Personal information
- Full name: Leonard Livingston
- Born: 3 May 1920 Hurlstone Park, New South Wales, Australia
- Died: 16 January 1998 (aged 77) Sydney, New South Wales, Australia
- Batting: Left-handed
- Bowling: Slow left-arm orthodox

Career statistics
| Competition | First-class |
| Matches | 236 |
| Runs scored | 15,260 |
| Batting average | 45.01 |
| 100s/50s | 34/79 |
| Top score | 210 |
| Balls bowled | 138 |
| Wickets | 4 |
| Bowling average | 12.50 |
| 5 wickets in innings | 0 |
| 10 wickets in match | 0 |
| Best bowling | 2/22 |
| Catches/stumpings | 148/23 |
- Source: CricketArchive, 15 August 2022
- Rugby league career

Playing information
Club
| Years | Team | Pld | T | G | FG | P |
| 1941–43 | South Sydney | 18 | 0 | 13 | 0 | 26 |

= Jock Livingston =

Australian cricketer & rugby league footballer

Leonard "Jock" Livingston (3 May 1920 – 16 January 1998) was an Australian cricketer who played most of his first-class cricket in England.

==Cricket career==
Livingston was a hard-hitting left-handed batsman and an occasional wicketkeeper. He played five times for New South Wales with some success, but was not picked for the all-conquering 1948 Australian tour to England, and turned instead to Central Lancashire Cricket League cricket, where he played for Royton Cricket Club, marrying a local girl while there.
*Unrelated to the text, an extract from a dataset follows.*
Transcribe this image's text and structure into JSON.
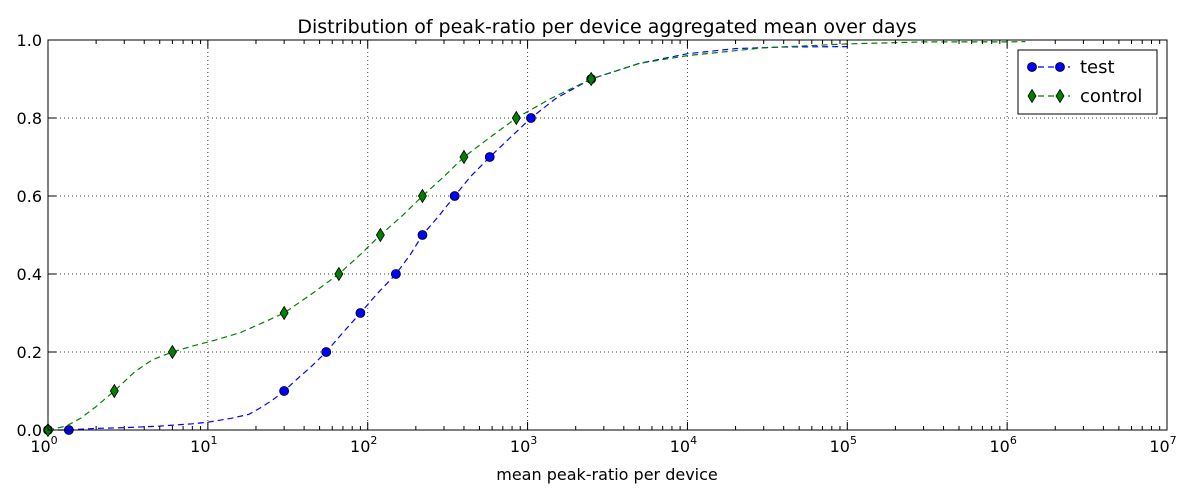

In 1949–50, when Marylebone Cricket Club (MCC) declined to tour India, the former England wicketkeeper George Duckworth assembled a Commonwealth side consisting of Lancashire League players plus a handful of English and West Indian cricketers. Livingston captained the side, which included Bill Alley, George Tribe and Frank Worrell. The tour was a big success and the side played five unofficial "Tests" against full Indian Test sides.
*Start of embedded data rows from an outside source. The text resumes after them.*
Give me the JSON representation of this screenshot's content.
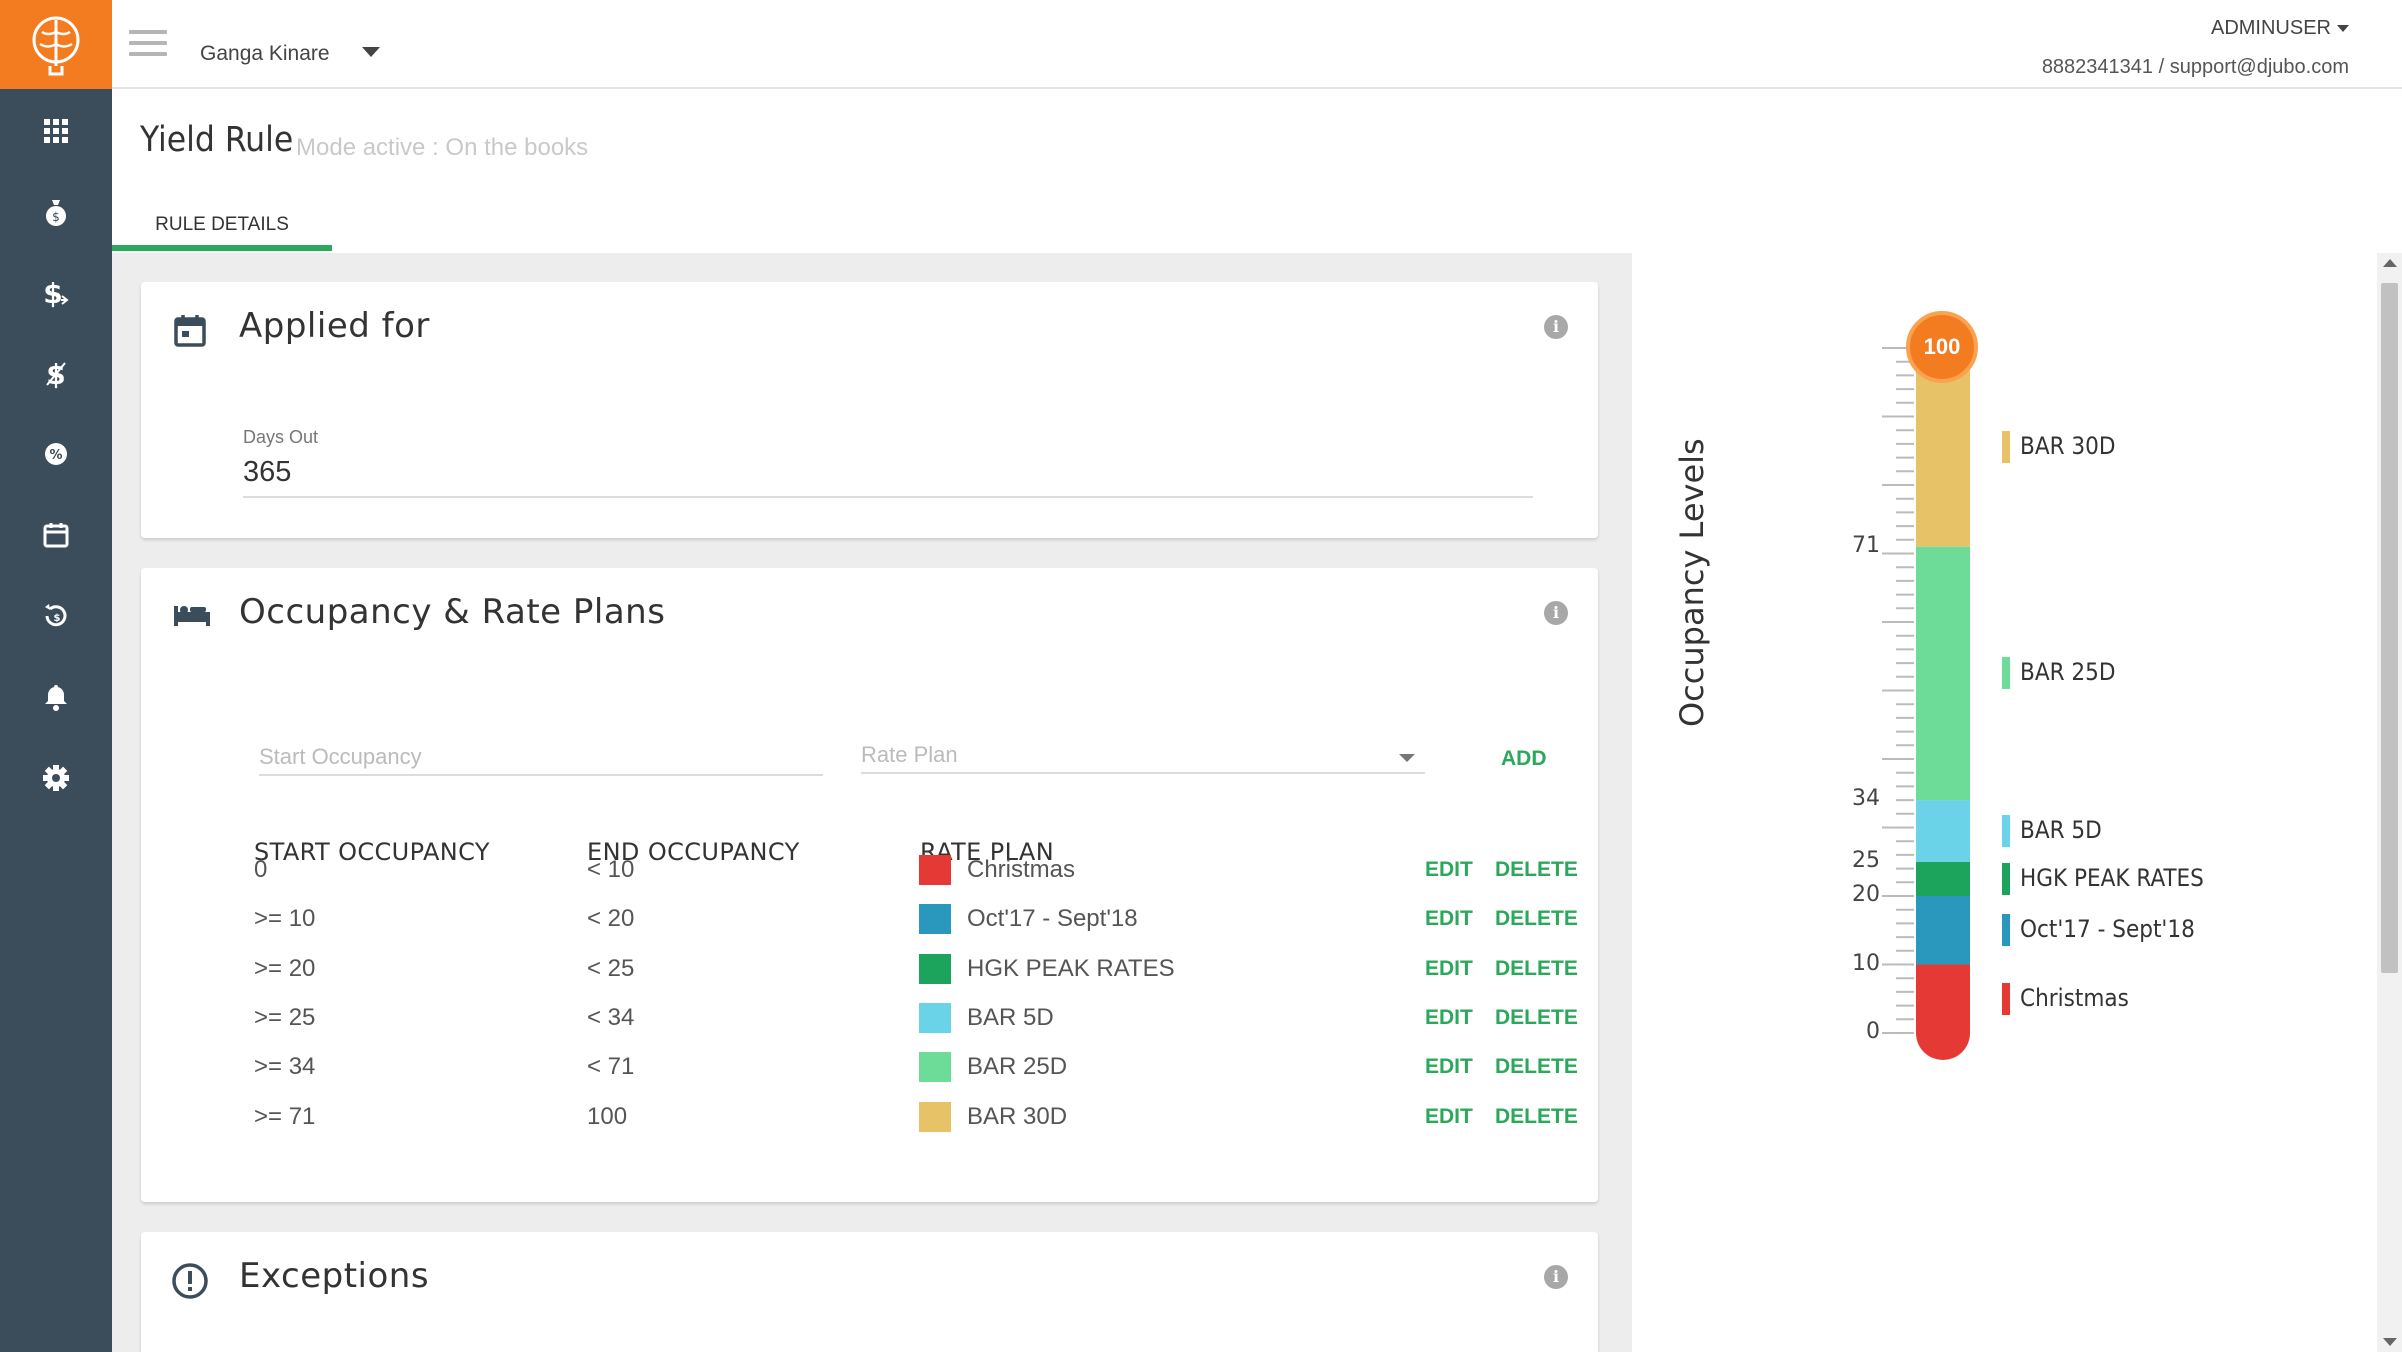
{
  "topbar": {
    "hotel_name": "Ganga Kinare",
    "user": "ADMINUSER",
    "contact": "8882341341 / support@djubo.com"
  },
  "sidebar": {
    "items": [
      {
        "icon": "grid-icon"
      },
      {
        "icon": "money-bag-icon"
      },
      {
        "icon": "dollar-icon"
      },
      {
        "icon": "dollar-alt-icon"
      },
      {
        "icon": "circle-icon"
      },
      {
        "icon": "calendar-icon"
      },
      {
        "icon": "history-icon"
      },
      {
        "icon": "bell-icon"
      },
      {
        "icon": "gear-icon"
      }
    ]
  },
  "page": {
    "title": "Yield Rule",
    "mode": "Mode active : On the books",
    "tab": "RULE DETAILS"
  },
  "applied_for": {
    "title": "Applied for",
    "days_out_label": "Days Out",
    "days_out_value": "365"
  },
  "occupancy": {
    "title": "Occupancy & Rate Plans",
    "start_placeholder": "Start Occupancy",
    "rate_plan_placeholder": "Rate Plan",
    "add_label": "ADD",
    "headers": {
      "start": "START OCCUPANCY",
      "end": "END OCCUPANCY",
      "rate_plan": "RATE PLAN"
    },
    "edit_label": "EDIT",
    "delete_label": "DELETE",
    "rows": [
      {
        "start": "0",
        "end": "< 10",
        "rate_plan": "Christmas",
        "color": "#e53935"
      },
      {
        "start": ">= 10",
        "end": "< 20",
        "rate_plan": "Oct'17 - Sept'18",
        "color": "#2a98bd"
      },
      {
        "start": ">= 20",
        "end": "< 25",
        "rate_plan": "HGK PEAK RATES",
        "color": "#1ca35c"
      },
      {
        "start": ">= 25",
        "end": "< 34",
        "rate_plan": "BAR 5D",
        "color": "#6ad3e8"
      },
      {
        "start": ">= 34",
        "end": "< 71",
        "rate_plan": "BAR 25D",
        "color": "#6ddc98"
      },
      {
        "start": ">= 71",
        "end": "100",
        "rate_plan": "BAR 30D",
        "color": "#e8c266"
      }
    ]
  },
  "exceptions": {
    "title": "Exceptions"
  },
  "occupancy_chart": {
    "axis_label": "Occupancy Levels",
    "max_label": "100",
    "ticks": [
      "71",
      "34",
      "25",
      "20",
      "10",
      "0"
    ],
    "segments": [
      {
        "from": 0,
        "to": 10,
        "label": "Christmas",
        "color": "#e53935"
      },
      {
        "from": 10,
        "to": 20,
        "label": "Oct'17 - Sept'18",
        "color": "#2a98bd"
      },
      {
        "from": 20,
        "to": 25,
        "label": "HGK PEAK RATES",
        "color": "#1ca35c"
      },
      {
        "from": 25,
        "to": 34,
        "label": "BAR 5D",
        "color": "#6ad3e8"
      },
      {
        "from": 34,
        "to": 71,
        "label": "BAR 25D",
        "color": "#6ddc98"
      },
      {
        "from": 71,
        "to": 100,
        "label": "BAR 30D",
        "color": "#e8c266"
      }
    ]
  }
}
At the end of the tour, Livingston was signed as a batsman by Northamptonshire as part of the county's policy to import talented cricketers, a policy that brought in the England captain Freddie Brown from Surrey. Livingston was an immediate success, scoring 1966 runs in his first season, and over the next eight years he was often near the top of the English batting averages. In the three seasons from 1954, he scored more than 2000 runs per season, with a best performance of 2269 runs in 1954 at an average of more than 55 runs per innings. He had a less successful season in 1957 when the county side finished second in the County Championship, its highest ever placing, and he retired at the end of that season, reappearing in just a couple of later, less serious matches, the last in 1964.
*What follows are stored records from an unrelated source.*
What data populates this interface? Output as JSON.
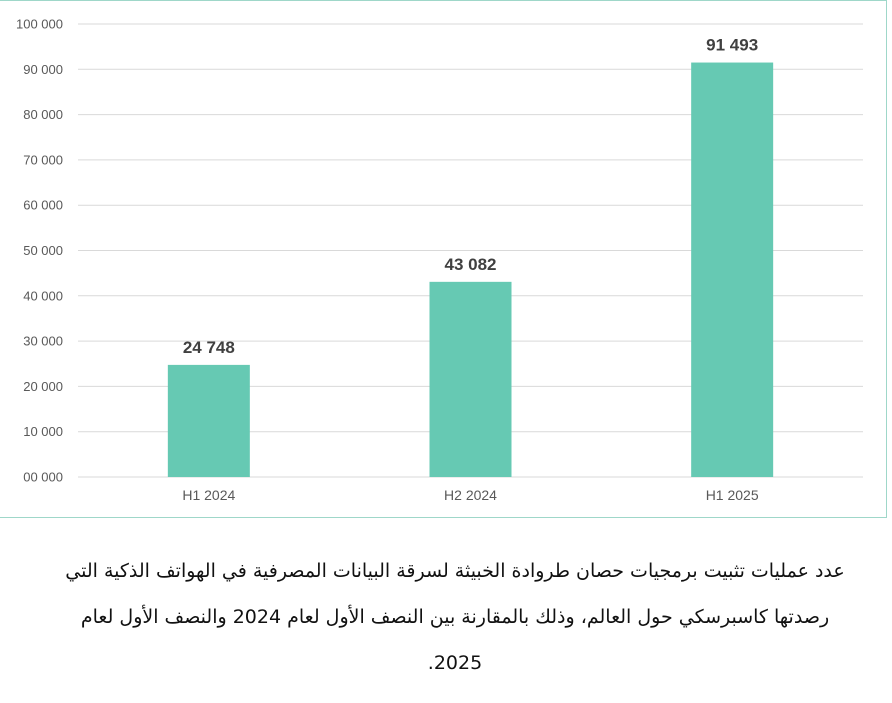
{
  "chart_data": {
    "type": "bar",
    "categories": [
      "H1 2024",
      "H2 2024",
      "H1 2025"
    ],
    "values": [
      24748,
      43082,
      91493
    ],
    "data_labels": [
      "24 748",
      "43 082",
      "91 493"
    ],
    "y_tick_labels": [
      "00 000",
      "10 000",
      "20 000",
      "30 000",
      "40 000",
      "50 000",
      "60 000",
      "70 000",
      "80 000",
      "90 000",
      "100 000"
    ],
    "ylim": [
      0,
      100000
    ],
    "grid": true,
    "bar_color": "#66c9b3"
  },
  "caption": {
    "line1": "عدد عمليات تثبيت برمجيات حصان طروادة الخبيثة لسرقة البيانات المصرفية في الهواتف الذكية التي",
    "line2": "رصدتها كاسبرسكي حول العالم، وذلك بالمقارنة بين النصف الأول لعام 2024 والنصف الأول لعام",
    "line3": "2025."
  }
}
Livingston's value was not just in the runs that he scored, but also the style in which he scored them: in a period when defensive batting was commonplace, he hit the ball hard and often, and was no respecter of reputations. His presence at Northamptonshire also attracted other talented players, including fellow Australians George Tribe and Jack Manning and the wicketkeeper Keith Andrew.

==Rugby league==
Livingston was also a talented rugby league player and spent three seasons playing with South Sydney in the NSWRL from 1941 to 1943.

==Personal and later life==
In retirement, he worked for the bat-making company Gray-Nicolls. He was Jewish.